Whatever you decide to do, you sound like a great dad that is making priceless memories that you and your children will remember forever.

Keep us posted on the Grumman’s renovation!






Grumman sport boat - Wikipedia







en.m.wikipedia.org


----------



## devrep (Feb 22, 2009)

that thing is beautiful. we had a Grumman alum canoe from the 60's when I was a kid and it was built like a brick house.


----------



## Robert1965 (11 mo ago)

BRIAN C JORDAN said:


> Howdy from Austin, TX.
> I've had this boat for a few years and have enjoyed fishing with my young sons in it. Well, they fish, I bait hooks and hand out snacks. I have stripped everything out of it and am now in pursuit of my plans to make it more skiffy. I do want to leave the stock seats in it in case it eventually wants to find its way back to the original state. Most of the fishing will be on freshwater lakes and rivers in central Texas/Hill country. But, with the right paint job, could I pop down to the bays on the gulf for some redfish on the fly every once in a while?

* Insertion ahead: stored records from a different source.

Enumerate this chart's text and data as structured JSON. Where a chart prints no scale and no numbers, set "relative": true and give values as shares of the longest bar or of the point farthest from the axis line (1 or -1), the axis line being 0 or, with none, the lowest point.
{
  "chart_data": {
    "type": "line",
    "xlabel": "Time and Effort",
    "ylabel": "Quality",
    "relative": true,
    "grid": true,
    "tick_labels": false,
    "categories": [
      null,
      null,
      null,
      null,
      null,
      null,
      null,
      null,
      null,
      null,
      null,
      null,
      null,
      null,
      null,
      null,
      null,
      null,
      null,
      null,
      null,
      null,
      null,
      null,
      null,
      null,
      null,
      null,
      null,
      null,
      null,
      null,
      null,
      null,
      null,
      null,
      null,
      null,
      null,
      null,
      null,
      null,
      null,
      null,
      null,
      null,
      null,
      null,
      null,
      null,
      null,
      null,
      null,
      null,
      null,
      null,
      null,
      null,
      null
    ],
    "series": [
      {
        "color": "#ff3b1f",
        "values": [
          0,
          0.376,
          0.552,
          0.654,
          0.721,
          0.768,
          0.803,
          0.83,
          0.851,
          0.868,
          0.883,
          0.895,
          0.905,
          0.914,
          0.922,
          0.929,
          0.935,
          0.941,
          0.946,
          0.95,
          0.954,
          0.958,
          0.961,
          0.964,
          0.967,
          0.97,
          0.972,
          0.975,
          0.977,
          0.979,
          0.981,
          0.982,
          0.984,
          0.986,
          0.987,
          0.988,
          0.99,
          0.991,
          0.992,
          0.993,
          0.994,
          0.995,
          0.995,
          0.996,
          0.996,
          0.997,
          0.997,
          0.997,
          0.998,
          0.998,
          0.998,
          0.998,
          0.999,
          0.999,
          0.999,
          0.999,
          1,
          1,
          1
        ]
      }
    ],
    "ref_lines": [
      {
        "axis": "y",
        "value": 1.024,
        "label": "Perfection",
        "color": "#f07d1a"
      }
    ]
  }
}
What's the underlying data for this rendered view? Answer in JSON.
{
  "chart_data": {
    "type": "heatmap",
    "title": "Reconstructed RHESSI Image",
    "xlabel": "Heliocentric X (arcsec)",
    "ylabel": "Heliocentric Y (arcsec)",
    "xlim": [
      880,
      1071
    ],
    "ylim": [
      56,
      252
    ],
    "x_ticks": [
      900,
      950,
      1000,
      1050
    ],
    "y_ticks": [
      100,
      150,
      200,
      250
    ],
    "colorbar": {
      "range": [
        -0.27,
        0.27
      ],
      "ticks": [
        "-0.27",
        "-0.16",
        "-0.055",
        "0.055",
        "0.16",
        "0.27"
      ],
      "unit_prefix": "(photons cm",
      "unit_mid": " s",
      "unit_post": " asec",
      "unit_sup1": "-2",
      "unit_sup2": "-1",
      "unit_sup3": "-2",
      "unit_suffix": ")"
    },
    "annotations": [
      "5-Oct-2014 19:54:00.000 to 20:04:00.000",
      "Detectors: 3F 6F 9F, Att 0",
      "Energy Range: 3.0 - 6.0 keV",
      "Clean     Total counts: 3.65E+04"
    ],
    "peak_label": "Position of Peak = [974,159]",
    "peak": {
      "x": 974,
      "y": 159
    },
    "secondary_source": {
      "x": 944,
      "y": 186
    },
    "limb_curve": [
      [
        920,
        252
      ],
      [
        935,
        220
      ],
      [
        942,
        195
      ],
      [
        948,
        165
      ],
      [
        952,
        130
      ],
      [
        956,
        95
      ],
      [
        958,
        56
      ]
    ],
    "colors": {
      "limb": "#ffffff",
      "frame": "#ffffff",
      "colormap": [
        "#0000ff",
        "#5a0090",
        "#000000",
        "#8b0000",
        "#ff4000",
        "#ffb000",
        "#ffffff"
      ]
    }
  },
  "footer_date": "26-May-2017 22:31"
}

Please say, yes.
> 
> I have attached a screen shot from Marathon boats site of the modern day sportboat which appears to be exactly the same layout as mine, which is from the early 1970s. I've roughly put my ideas for three decks on the page. You'll see in the other photos that the stock rear seat is higher than the middle and front. My imagined rear deck sits on the rear seat only a little deeper than the one that's currently in there. Mid deck is built higher (highest on the boat) and behind the mid seat leaving it available for seating. In any case, likely only one person is on their feet at any given time because it's not the most stable boat. And the front deck is built on top of the front seat and forward. There will be a cooler (trashcan in photos) w/ a seat lid on it, and some sort of grab bar for a backrest so someone could ride up there if they wanted/needed to. I suppose that cooler could move further forward when fishing and someone could stand on it if it were still enough. Maybe.
> ...


----------



## j_f (Dec 15, 2021)

This is awesome. Following.


----------